There's a slight problem there - the "type" of a scripted field is "a scripted field"

There's nothing ScriptRunner can do about this, and not a lot Jira can either - it's the way Jira has to handle custom field types.

Your only option over REST is to check if the content returned looks like a date.

Christian_Schönert March 19, 2018

I've come to terms with the fact that Jira has a lot of issues (API-wise) with determining types of fields. But I'll probably do a ticket on that, since there are some parts of it, that seem to have a lot of improvement potential.

To this question, which doesn't seem to have a satisfying answer and for all who suffer the same problems, here's my insights and best approach so far:

 

Determining a DateField is apparently by far the easiest part. As you can import DateField and check if a field is an instance of DateField. The only fields not available in this context are the ScriptedFields. You will have to handle them manually. But to the manual handling later.

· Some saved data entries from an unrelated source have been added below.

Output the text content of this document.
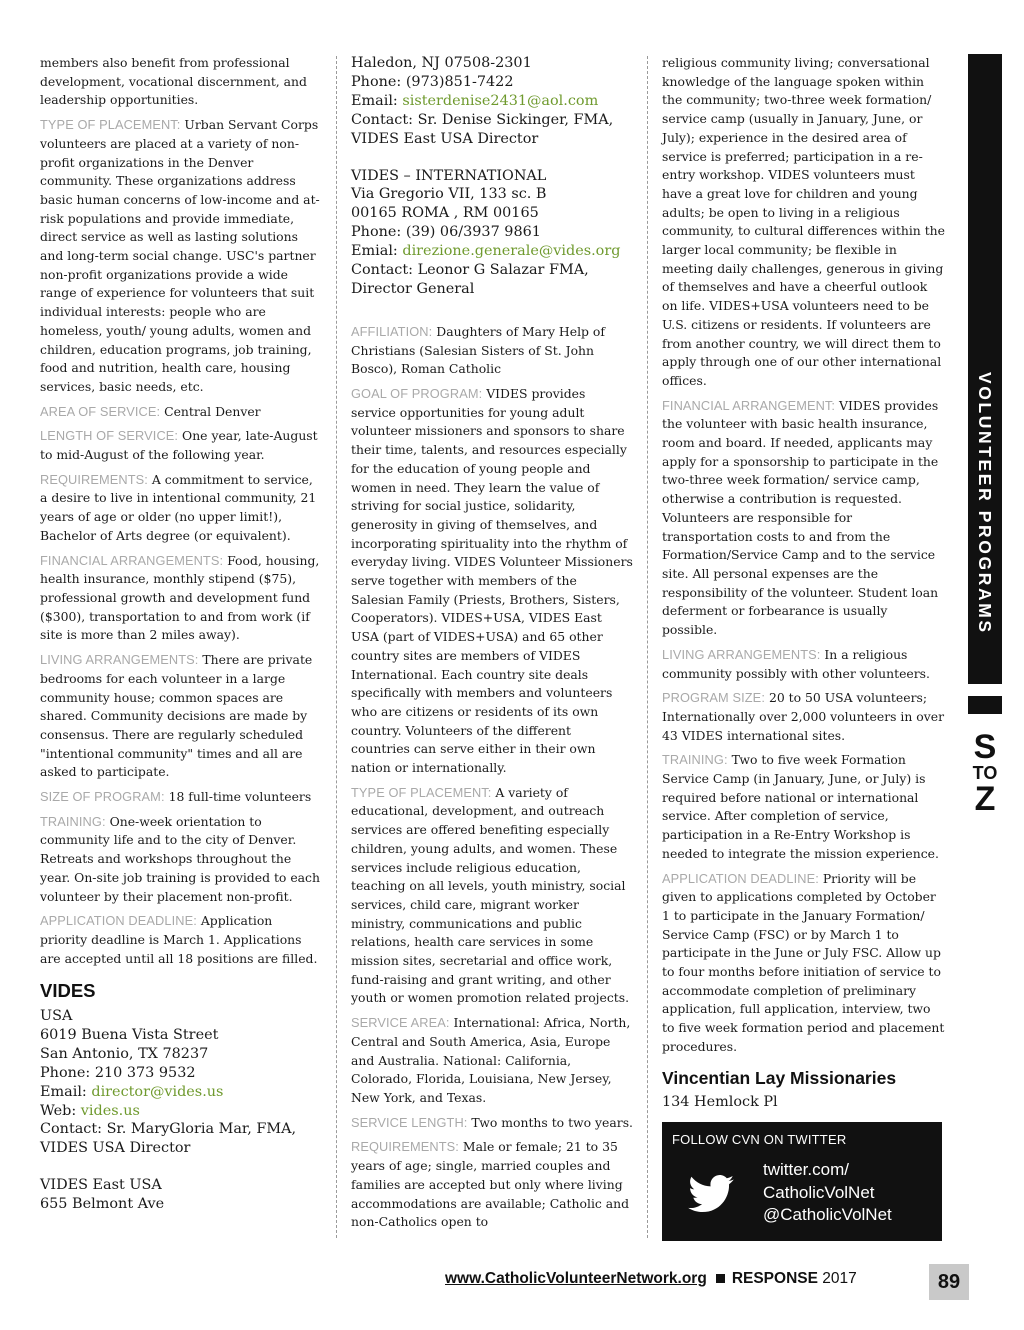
members also benefit from professional development, vocational discernment, and leadership opportunities.

TYPE OF PLACEMENT: Urban Servant Corps volunteers are placed at a variety of non-profit organizations in the Denver community. These organizations address basic human concerns of low-income and at-risk populations and provide immediate, direct service as well as lasting solutions and long-term social change. USC's partner non-profit organizations provide a wide range of experience for volunteers that suit individual interests: people who are homeless, youth/ young adults, women and children, education programs, job training, food and nutrition, health care, housing services, basic needs, etc.

AREA OF SERVICE: Central Denver

LENGTH OF SERVICE: One year, late-August to mid-August of the following year.

REQUIREMENTS: A commitment to service, a desire to live in intentional community, 21 years of age or older (no upper limit!), Bachelor of Arts degree (or equivalent).

FINANCIAL ARRANGEMENTS: Food, housing, health insurance, monthly stipend ($75), professional growth and development fund ($300), transportation to and from work (if site is more than 2 miles away).

LIVING ARRANGEMENTS: There are private bedrooms for each volunteer in a large community house; common spaces are shared. Community decisions are made by consensus. There are regularly scheduled "intentional community" times and all are asked to participate.

SIZE OF PROGRAM: 18 full-time volunteers

TRAINING: One-week orientation to community life and to the city of Denver. Retreats and workshops throughout the year. On-site job training is provided to each volunteer by their placement non-profit.

APPLICATION DEADLINE: Application priority deadline is March 1. Applications are accepted until all 18 positions are filled.

VIDES
USA
6019 Buena Vista Street
San Antonio, TX 78237
Phone: 210 373 9532
Email: director@vides.us
Web: vides.us
Contact: Sr. MaryGloria Mar, FMA,
VIDES USA Director
VIDES East USA
655 Belmont Ave
Haledon, NJ 07508-2301
Phone: (973)851-7422
Email: sisterdenise2431@aol.com
Contact: Sr. Denise Sickinger, FMA,
VIDES East USA Director
VIDES – INTERNATIONAL
Via Gregorio VII, 133 sc. B
00165 ROMA , RM 00165
Phone: (39) 06/3937 9861
Emial: direzione.generale@vides.org
Contact: Leonor G Salazar FMA,
Director General

AFFILIATION: Daughters of Mary Help of Christians (Salesian Sisters of St. John Bosco), Roman Catholic

GOAL OF PROGRAM: VIDES provides service opportunities for young adult volunteer missioners and sponsors to share their time, talents, and resources especially for the education of young people and women in need. They learn the value of striving for social justice, solidarity, generosity in giving of themselves, and incorporating spirituality into the rhythm of everyday living. VIDES Volunteer Missioners serve together with members of the Salesian Family (Priests, Brothers, Sisters, Cooperators). VIDES+USA, VIDES East USA (part of VIDES+USA) and 65 other country sites are members of VIDES International. Each country site deals specifically with members and volunteers who are citizens or residents of its own country. Volunteers of the different countries can serve either in their own nation or internationally.

TYPE OF PLACEMENT: A variety of educational, development, and outreach services are offered benefiting especially children, young adults, and women. These services include religious education, teaching on all levels, youth ministry, social services, child care, migrant worker ministry, communications and public relations, health care services in some mission sites, secretarial and office work, fund-raising and grant writing, and other youth or women promotion related projects.

SERVICE AREA: International: Africa, North, Central and South America, Asia, Europe and Australia. National: California, Colorado, Florida, Louisiana, New Jersey, New York, and Texas.

SERVICE LENGTH: Two months to two years.

REQUIREMENTS: Male or female; 21 to 35 years of age; single, married couples and families are accepted but only where living accommodations are available; Catholic and non-Catholics open to

religious community living; conversational knowledge of the language spoken within the community; two-three week formation/ service camp (usually in January, June, or July); experience in the desired area of service is preferred; participation in a re-entry workshop. VIDES volunteers must have a great love for children and young adults; be open to living in a religious community, to cultural differences within the larger local community; be flexible in meeting daily challenges, generous in giving of themselves and have a cheerful outlook on life. VIDES+USA volunteers need to be U.S. citizens or residents. If volunteers are from another country, we will direct them to apply through one of our other international offices.

FINANCIAL ARRANGEMENT: VIDES provides the volunteer with basic health insurance, room and board. If needed, applicants may apply for a sponsorship to participate in the two-three week formation/ service camp, otherwise a contribution is requested. Volunteers are responsible for transportation costs to and from the Formation/Service Camp and to the service site. All personal expenses are the responsibility of the volunteer. Student loan deferment or forbearance is usually possible.

LIVING ARRANGEMENTS: In a religious community possibly with other volunteers.

PROGRAM SIZE: 20 to 50 USA volunteers; Internationally over 2,000 volunteers in over 43 VIDES international sites.

TRAINING: Two to five week Formation Service Camp (in January, June, or July) is required before national or international service. After completion of service, participation in a Re-Entry Workshop is needed to integrate the mission experience.

APPLICATION DEADLINE: Priority will be given to applications completed by October 1 to participate in the January Formation/ Service Camp (FSC) or by March 1 to participate in the June or July FSC. Allow up to four months before initiation of service to accommodate completion of preliminary application, full application, interview, two to five week formation period and placement procedures.

Vincentian Lay Missionaries
134 Hemlock Pl
FOLLOW CVN ON TWITTER
twitter.com/
CatholicVolNet
@CatholicVolNet
VOLUNTEER PROGRAMS
S
TO
Z
www.CatholicVolunteerNetwork.org RESPONSE 2017	89
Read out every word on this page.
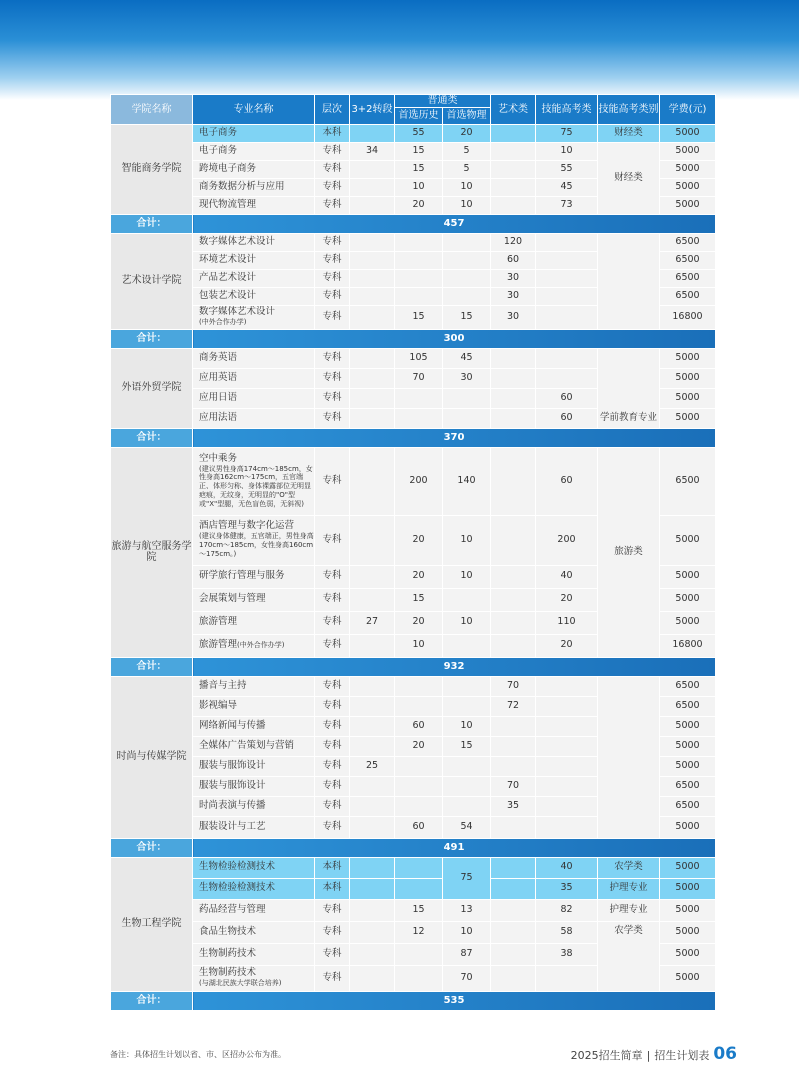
学院名称	专业名称	层次	3+2转段	普通类		艺术类	技能高考类	技能高考类别	学费(元)
				首选历史	首选物理				
智能商务学院	电子商务	本科		55	20		75	财经类	5000
	电子商务	专科	34	15	5		10	财经类	5000
	跨境电子商务	专科		15	5		55		5000
	商务数据分析与应用	专科		10	10		45		5000
	现代物流管理	专科		20	10		73		5000
合计：	457								
艺术设计学院	数字媒体艺术设计	专科				120			6500
	环境艺术设计	专科				60			6500
	产品艺术设计	专科				30			6500
	包装艺术设计	专科				30			6500
	数字媒体艺术设计
(中外合作办学)	专科		15	15	30			16800
合计：	300								
外语外贸学院	商务英语	专科		105	45			学前教育专业	5000
	应用英语	专科		70	30				5000
	应用日语	专科					60		5000
	应用法语	专科					60		5000
合计：	370								
旅游与航空服务学院	空中乘务
(建议男性身高174cm～185cm，女性身高162cm～175cm，五官端正、体形匀称、身体裸露部位无明显疤痕，无纹身，无明显的"O"型或"X"型腿，无色盲色弱，无斜视)	专科		200	140		60	旅游类	6500
	酒店管理与数字化运营
(建议身体健康，五官端正，男性身高170cm～185cm，女性身高160cm～175cm。)	专科		20	10		200		5000
	研学旅行管理与服务	专科		20	10		40		5000
	会展策划与管理	专科		15			20		5000
	旅游管理	专科	27	20	10		110		5000
	旅游管理(中外合作办学)	专科		10			20		16800
合计：	932								
时尚与传媒学院	播音与主持	专科				70			6500
	影视编导	专科				72			6500
	网络新闻与传播	专科		60	10				5000
	全媒体广告策划与营销	专科		20	15				5000
	服装与服饰设计	专科	25						5000
	服装与服饰设计	专科				70			6500
	时尚表演与传播	专科				35			6500
	服装设计与工艺	专科		60	54				5000
合计：	491								
生物工程学院	生物检验检测技术	本科			75		40	农学类	5000
	生物检验检测技术	本科					35	护理专业	5000
	药品经营与管理	专科		15	13		82	护理专业	5000
	食品生物技术	专科		12	10		58	农学类	5000
	生物制药技术	专科			87		38		5000
	生物制药技术
(与湖北民族大学联合培养)	专科			70				5000
合计：	535								
备注：具体招生计划以省、市、区招办公布为准。	2025招生简章 | 招生计划表 06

For another Field Selector I needed all NumberFields. So there is no such thing as an equivalent of a DateField. There is only a NumberCFType (NumberCustomFieldType), which you can't naturally import for instance checking. I haven't checked if you can import it as a Component or something, so I had this workaround:

private boolean isNumberTypeField(Field field) {
    if (fieldManager.isCustomField(field)) {
      final CustomFieldType<?, ?> customFieldType = ((CustomField) field).getCustomFieldType();
      return customFieldType.getClass().getSimpleName().equals("NumberCFType");
    }
    return false;
  }

What really twisted my head was that the customFieldType.getName() gives a translated name. So depending on what language the logged in user has, the method gives a different result. So this was the easiest way to have a consistent name given, without the need to translate around.

There is no way I found to determine for the system fields, but afaik there is no number field.

There are also some other interesting types in style of NumberCFType like MultiSelectCFType, ProjectCFType etc.

For all fields that don't fall into those conditions, I didn't want them hardcoded in my java classes, so I created some custom REST interfaces that are extendable. I created a small velocity admin page, where you can manually add and delete fields to this REST interface via ActiveObjects (including all fields that don't already make up the REST result).

For me, that's the most elegant solution I came up with. I am open for better ideas, but so far this topic is through for me. I still consider opening a ticket for this unintuitive Type handling in Jira.

 

And of course: Checking for content of fields is useless in a general approach, if you want to be able to select fields, even if all their uses are empty.